Another and more surreal historical tale came from Russia with Pioneer Heroes (Pionery-geroi) made by the writer-director Natalia Kudryashova in memory of lost childhood and lost dreams. The Freudian and post-socialist stories of the present day grown-ups dragged the audience toward a personal but shared past that made this the most neutral movie of the women’s festival at the same time. In Evolution, Lucile Hadzihalilovic took the surrealism to a new level with the portrayal of the claustrophobic seaside town where a dark, experimental conspiracy of the mothers seems to be shaped. In sharp contrast with Hadzihalilovic’s stunning visual poetry, the chaotic style of the USA entry, MA, was rather more nerve-wracking than meaningful. The declared aim of the director, Celia Rowlson-Hall was the re-textualization of the Virgin Mary’s story, but, unfortunately, the result was far from real spirituality.

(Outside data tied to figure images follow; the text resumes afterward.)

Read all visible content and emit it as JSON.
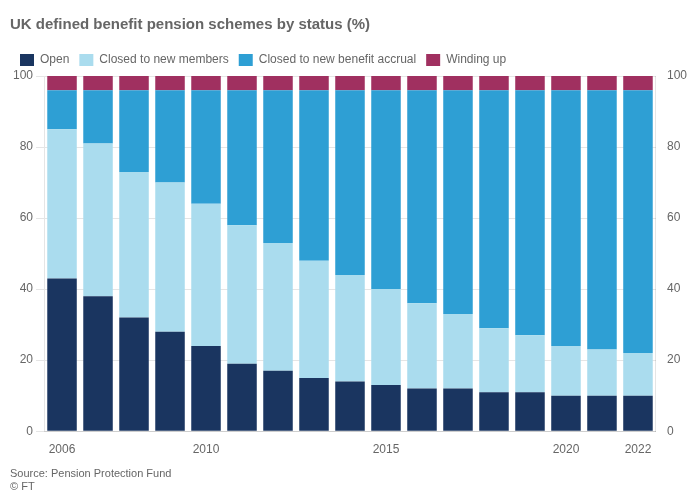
{
  "chart_data": {
    "type": "bar",
    "title": "UK defined benefit pension schemes by status (%)",
    "categories": [
      2006,
      null,
      null,
      null,
      2010,
      null,
      null,
      null,
      null,
      2015,
      null,
      null,
      null,
      null,
      2020,
      null,
      2022
    ],
    "series": [
      {
        "name": "Open",
        "color": "#1a3560",
        "values": [
          43,
          38,
          32,
          28,
          24,
          19,
          17,
          15,
          14,
          13,
          12,
          12,
          11,
          11,
          10,
          10,
          10
        ]
      },
      {
        "name": "Closed to new members",
        "color": "#aadcee",
        "values": [
          42,
          43,
          41,
          42,
          40,
          39,
          36,
          33,
          30,
          27,
          24,
          21,
          18,
          16,
          14,
          13,
          12
        ]
      },
      {
        "name": "Closed to new benefit accrual",
        "color": "#2e9fd4",
        "values": [
          11,
          15,
          23,
          26,
          32,
          38,
          43,
          48,
          52,
          56,
          60,
          63,
          67,
          69,
          72,
          73,
          74
        ]
      },
      {
        "name": "Winding up",
        "color": "#a03060",
        "values": [
          4,
          4,
          4,
          4,
          4,
          4,
          4,
          4,
          4,
          4,
          4,
          4,
          4,
          4,
          4,
          4,
          4
        ]
      }
    ],
    "stacked": true,
    "ylim": [
      0,
      100
    ],
    "yticks": [
      0,
      20,
      40,
      60,
      80,
      100
    ],
    "y2lim": [
      0,
      100
    ],
    "y2ticks": [
      0,
      20,
      40,
      60,
      80,
      100
    ],
    "grid": true,
    "legend": "upper left",
    "annotations": [
      "Source: Pension Protection Fund",
      "© FT"
    ]
  }
}
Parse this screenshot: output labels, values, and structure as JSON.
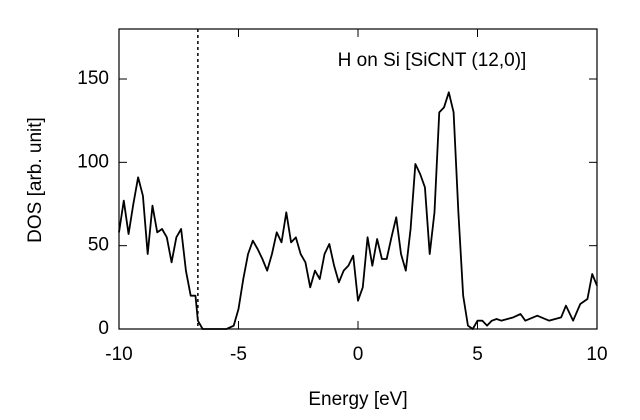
{
  "chart_data": {
    "type": "line",
    "annotation": "H on Si  [SiCNT (12,0)]",
    "x_label": "Energy  [eV]",
    "y_label": "DOS [arb. unit]",
    "xlim": [
      -10,
      10
    ],
    "ylim": [
      0,
      180
    ],
    "xticks": [
      -10,
      -5,
      0,
      5,
      10
    ],
    "yticks": [
      0,
      50,
      100,
      150
    ],
    "vline": -6.7,
    "vline_style": "dashed",
    "color": "#000000",
    "x": [
      -10,
      -9.8,
      -9.6,
      -9.4,
      -9.2,
      -9.0,
      -8.8,
      -8.6,
      -8.4,
      -8.2,
      -8.0,
      -7.8,
      -7.6,
      -7.4,
      -7.2,
      -7.0,
      -6.8,
      -6.7,
      -6.5,
      -6.0,
      -5.5,
      -5.2,
      -5.0,
      -4.8,
      -4.6,
      -4.4,
      -4.2,
      -4.0,
      -3.8,
      -3.6,
      -3.4,
      -3.2,
      -3.0,
      -2.8,
      -2.6,
      -2.4,
      -2.2,
      -2.0,
      -1.8,
      -1.6,
      -1.4,
      -1.2,
      -1.0,
      -0.8,
      -0.6,
      -0.4,
      -0.2,
      0,
      0.2,
      0.4,
      0.6,
      0.8,
      1.0,
      1.2,
      1.4,
      1.6,
      1.8,
      2.0,
      2.2,
      2.4,
      2.6,
      2.8,
      3.0,
      3.2,
      3.4,
      3.6,
      3.8,
      4.0,
      4.2,
      4.4,
      4.6,
      4.8,
      5.0,
      5.2,
      5.4,
      5.6,
      5.8,
      6.0,
      6.5,
      6.8,
      7.0,
      7.5,
      8.0,
      8.5,
      8.7,
      9.0,
      9.3,
      9.6,
      9.8,
      10.0
    ],
    "values": [
      58,
      77,
      57,
      75,
      91,
      80,
      45,
      74,
      58,
      60,
      55,
      40,
      55,
      60,
      35,
      20,
      20,
      5,
      0,
      0,
      0,
      2,
      12,
      30,
      45,
      53,
      48,
      42,
      35,
      45,
      58,
      52,
      70,
      52,
      55,
      45,
      40,
      25,
      35,
      30,
      45,
      51,
      38,
      28,
      35,
      38,
      44,
      17,
      25,
      55,
      38,
      54,
      42,
      42,
      55,
      67,
      45,
      35,
      60,
      99,
      93,
      85,
      45,
      70,
      130,
      133,
      142,
      130,
      70,
      20,
      2,
      0,
      5,
      5,
      2,
      5,
      6,
      5,
      7,
      9,
      5,
      8,
      5,
      7,
      14,
      5,
      15,
      18,
      33,
      26
    ]
  }
}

Besides the FIPRESCI-winner Things to Come (L’avenir) by Mia Hansen-Løve, the most original movies of the competition were undoubtedly the widely co-produced European entry Sworn Virgin (Vergine giurata) and the Israeli-Danish Mountain. In the former, Alba Rohrwacher in the role of the ‘sworn virgin’, who sacrifices her womanhood for her freedom, was so impressive that made the movie unforgettable in spite of its controversial point of view of orientalism regarding the old Balkan traditions. The other strong contestant, Mountain, also dealt with the questions of tradition, but represented them in an unconventional way. In Yaelle Kayam’s movie, Tzvia, the Jewish Orthodox mother tries to fulfil the desires of her family and religion, but she loses herself unawares that leads to a tragic outcome. While we follow the everyday struggles of Tzvia, we get to know a real female figure in its entire and complicated whole, and this brings up all the problems of ageing, marriage and femininity with the eternal question: What was love?
The idea of Flying Broom is inspired by the worldwide demand of more rights and power for women. The tools of artistic expression, original characters and situations, styles and thoughts can make this slogan real and comprehensive, and these all can help us to get the answer if we have a good starting question.